Everyone is the Same (Innerpartysystem) On hooking up, sort of...
Broken Hearts, Torn Up Letters and the Story of a Lonely Girl (lostprophets) It doesn't get much more straightforward...
Between Us (Brendan Benson) "Okay, I've been known to cry in my sleep... But dreams often show what you don't want to know; when you're awake you're not so deep."
Plus, the FOB song above. Some of the songs cover multiple subjects, etc...
If you don't feel like downloading songs- my radio thing will be shuffling these songs for the rest of the day:
http://www.jetaudio.com/jetcast_directory/list_english.asp?selectlanguage=English&selectgenre=0&sort=title&sortorder=1&page=&pagesize=20 (~~TS)
Downloads will be up for about a week.
This entire entry, abridged: it is important to be able to feel your feelings.
Also, I love
Teresa Strasser.

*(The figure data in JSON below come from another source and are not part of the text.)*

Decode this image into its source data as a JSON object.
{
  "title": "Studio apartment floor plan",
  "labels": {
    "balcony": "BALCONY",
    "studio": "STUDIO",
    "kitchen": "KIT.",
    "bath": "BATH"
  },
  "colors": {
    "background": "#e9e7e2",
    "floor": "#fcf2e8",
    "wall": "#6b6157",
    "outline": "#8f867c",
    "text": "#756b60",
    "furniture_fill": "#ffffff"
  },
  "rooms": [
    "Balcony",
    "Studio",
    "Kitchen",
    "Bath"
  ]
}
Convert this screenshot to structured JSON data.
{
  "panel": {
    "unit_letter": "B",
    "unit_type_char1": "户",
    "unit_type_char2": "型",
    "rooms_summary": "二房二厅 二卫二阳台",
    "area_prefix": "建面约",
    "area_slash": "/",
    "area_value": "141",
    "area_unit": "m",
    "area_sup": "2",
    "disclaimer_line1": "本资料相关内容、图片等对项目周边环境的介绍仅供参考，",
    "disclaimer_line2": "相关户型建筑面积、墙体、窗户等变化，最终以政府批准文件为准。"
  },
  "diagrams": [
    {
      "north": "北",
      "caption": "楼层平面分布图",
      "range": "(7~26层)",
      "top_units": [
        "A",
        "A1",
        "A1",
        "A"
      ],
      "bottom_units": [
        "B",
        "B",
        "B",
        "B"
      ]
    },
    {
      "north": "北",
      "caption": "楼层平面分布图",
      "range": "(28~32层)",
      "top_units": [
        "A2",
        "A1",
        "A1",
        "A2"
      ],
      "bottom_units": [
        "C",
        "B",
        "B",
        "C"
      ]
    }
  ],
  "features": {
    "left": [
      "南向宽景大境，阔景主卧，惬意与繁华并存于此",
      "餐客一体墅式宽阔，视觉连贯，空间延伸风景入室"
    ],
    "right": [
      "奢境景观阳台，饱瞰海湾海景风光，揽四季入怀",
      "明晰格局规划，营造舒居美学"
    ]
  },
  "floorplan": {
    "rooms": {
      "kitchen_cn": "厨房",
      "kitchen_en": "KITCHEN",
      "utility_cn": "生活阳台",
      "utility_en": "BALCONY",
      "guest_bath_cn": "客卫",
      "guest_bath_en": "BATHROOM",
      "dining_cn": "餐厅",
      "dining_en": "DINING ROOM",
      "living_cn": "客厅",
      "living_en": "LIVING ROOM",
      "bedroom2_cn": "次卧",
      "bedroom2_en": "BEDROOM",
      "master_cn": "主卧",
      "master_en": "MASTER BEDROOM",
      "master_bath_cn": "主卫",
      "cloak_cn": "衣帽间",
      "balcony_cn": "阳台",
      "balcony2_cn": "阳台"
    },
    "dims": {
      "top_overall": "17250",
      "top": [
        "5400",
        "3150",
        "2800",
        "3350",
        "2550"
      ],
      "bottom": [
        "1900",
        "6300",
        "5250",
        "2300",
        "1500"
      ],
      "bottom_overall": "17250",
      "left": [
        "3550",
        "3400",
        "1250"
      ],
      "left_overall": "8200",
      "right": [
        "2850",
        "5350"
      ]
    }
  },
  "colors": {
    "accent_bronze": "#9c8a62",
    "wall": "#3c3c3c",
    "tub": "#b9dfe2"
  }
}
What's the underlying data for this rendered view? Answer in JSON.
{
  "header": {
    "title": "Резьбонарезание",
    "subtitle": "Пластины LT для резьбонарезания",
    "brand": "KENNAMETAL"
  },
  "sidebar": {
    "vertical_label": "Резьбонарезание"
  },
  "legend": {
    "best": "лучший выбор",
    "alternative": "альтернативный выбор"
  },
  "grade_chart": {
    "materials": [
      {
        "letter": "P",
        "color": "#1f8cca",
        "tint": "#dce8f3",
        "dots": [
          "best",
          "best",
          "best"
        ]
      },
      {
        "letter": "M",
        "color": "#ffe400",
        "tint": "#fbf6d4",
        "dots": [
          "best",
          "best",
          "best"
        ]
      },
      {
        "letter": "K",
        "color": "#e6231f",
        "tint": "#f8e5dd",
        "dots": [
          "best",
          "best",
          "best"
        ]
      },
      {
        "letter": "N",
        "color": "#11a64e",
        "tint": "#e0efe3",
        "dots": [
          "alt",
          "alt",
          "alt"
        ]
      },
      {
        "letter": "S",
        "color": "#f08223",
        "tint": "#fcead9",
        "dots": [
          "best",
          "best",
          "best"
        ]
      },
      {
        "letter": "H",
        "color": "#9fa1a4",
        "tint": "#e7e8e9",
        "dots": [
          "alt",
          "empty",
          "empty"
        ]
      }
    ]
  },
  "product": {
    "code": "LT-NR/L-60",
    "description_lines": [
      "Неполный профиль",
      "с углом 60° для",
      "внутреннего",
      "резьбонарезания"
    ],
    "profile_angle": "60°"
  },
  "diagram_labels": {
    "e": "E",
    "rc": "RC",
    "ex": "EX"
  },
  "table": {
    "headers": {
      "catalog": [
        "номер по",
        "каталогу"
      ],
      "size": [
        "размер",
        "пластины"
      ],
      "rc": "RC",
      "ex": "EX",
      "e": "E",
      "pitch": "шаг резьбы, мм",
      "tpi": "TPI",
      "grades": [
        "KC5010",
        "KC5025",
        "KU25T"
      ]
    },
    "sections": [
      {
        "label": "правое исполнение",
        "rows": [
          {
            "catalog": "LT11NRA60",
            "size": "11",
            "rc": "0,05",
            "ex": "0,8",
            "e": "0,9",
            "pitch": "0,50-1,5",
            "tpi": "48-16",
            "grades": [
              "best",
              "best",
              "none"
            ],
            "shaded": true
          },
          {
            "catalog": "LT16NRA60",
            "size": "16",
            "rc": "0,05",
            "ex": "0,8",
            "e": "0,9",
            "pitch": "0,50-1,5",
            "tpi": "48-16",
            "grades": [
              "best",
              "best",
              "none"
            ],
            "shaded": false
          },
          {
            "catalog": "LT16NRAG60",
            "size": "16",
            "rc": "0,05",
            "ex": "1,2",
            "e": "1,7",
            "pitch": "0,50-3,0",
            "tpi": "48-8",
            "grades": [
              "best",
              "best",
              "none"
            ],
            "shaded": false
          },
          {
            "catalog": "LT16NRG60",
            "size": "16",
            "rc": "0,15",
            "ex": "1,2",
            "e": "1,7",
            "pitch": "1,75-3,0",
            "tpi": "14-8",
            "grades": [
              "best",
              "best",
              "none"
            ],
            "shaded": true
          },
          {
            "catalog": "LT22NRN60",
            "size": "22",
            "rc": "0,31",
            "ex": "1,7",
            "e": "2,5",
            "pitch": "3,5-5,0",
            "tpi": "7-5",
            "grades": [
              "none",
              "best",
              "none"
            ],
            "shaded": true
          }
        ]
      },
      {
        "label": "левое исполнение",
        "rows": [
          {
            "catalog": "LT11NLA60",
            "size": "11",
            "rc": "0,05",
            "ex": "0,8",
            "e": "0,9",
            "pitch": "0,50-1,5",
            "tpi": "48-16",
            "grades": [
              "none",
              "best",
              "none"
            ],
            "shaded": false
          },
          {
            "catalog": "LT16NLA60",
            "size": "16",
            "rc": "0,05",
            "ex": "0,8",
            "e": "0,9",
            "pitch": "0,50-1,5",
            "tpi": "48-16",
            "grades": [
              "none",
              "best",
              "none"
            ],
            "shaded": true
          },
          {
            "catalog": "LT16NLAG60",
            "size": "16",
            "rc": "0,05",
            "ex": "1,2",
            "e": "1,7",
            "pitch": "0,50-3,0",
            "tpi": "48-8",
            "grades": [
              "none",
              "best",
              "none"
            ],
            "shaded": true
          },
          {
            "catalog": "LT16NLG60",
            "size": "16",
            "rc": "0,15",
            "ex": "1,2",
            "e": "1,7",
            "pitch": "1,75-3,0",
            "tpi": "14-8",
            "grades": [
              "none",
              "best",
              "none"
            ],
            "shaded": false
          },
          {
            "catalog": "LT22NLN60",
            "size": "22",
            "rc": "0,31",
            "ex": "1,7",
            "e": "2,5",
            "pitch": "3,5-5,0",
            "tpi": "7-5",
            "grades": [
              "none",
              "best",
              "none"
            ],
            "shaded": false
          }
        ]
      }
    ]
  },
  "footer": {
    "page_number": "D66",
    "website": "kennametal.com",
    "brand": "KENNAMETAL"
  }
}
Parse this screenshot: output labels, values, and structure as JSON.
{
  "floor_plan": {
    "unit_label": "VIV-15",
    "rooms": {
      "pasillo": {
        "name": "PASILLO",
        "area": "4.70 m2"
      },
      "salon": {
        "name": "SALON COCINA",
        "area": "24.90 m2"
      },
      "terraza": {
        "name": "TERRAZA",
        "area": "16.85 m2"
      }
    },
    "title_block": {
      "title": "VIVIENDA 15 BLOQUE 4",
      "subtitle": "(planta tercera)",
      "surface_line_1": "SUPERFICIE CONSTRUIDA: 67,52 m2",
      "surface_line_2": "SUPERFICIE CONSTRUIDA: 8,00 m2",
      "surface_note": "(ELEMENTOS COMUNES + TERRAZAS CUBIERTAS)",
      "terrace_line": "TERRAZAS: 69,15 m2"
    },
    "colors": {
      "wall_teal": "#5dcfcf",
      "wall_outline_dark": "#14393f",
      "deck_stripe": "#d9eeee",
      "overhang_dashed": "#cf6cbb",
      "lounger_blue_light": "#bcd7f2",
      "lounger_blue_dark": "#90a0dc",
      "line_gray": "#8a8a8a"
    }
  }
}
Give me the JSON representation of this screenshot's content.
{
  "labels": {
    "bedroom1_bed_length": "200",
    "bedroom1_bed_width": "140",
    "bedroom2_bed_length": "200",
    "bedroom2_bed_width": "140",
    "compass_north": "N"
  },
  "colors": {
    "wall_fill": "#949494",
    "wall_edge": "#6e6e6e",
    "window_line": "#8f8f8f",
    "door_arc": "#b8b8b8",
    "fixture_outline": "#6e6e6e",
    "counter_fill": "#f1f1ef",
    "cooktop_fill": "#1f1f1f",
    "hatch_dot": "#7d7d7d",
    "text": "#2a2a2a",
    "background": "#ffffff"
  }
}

And not just because we share initials.
One last bit about emotional truth- it played a part in why the movie The Invention of Lying was such a disappointment. The idea of people constantly telling the truth, saying their actual thoughts and feelings, was fucking fascinating, even if only in the form of a movie. It didn't quite live up to the premise.
It's entirely likely that I'm socially maladjusted and as part of that I never learned to lie or obfuscate properly, but the truth is so...so much simpler, right? I wouldn't mind living in that world where people tell the truth, and I think I'd like it slightly more so than some of my peers.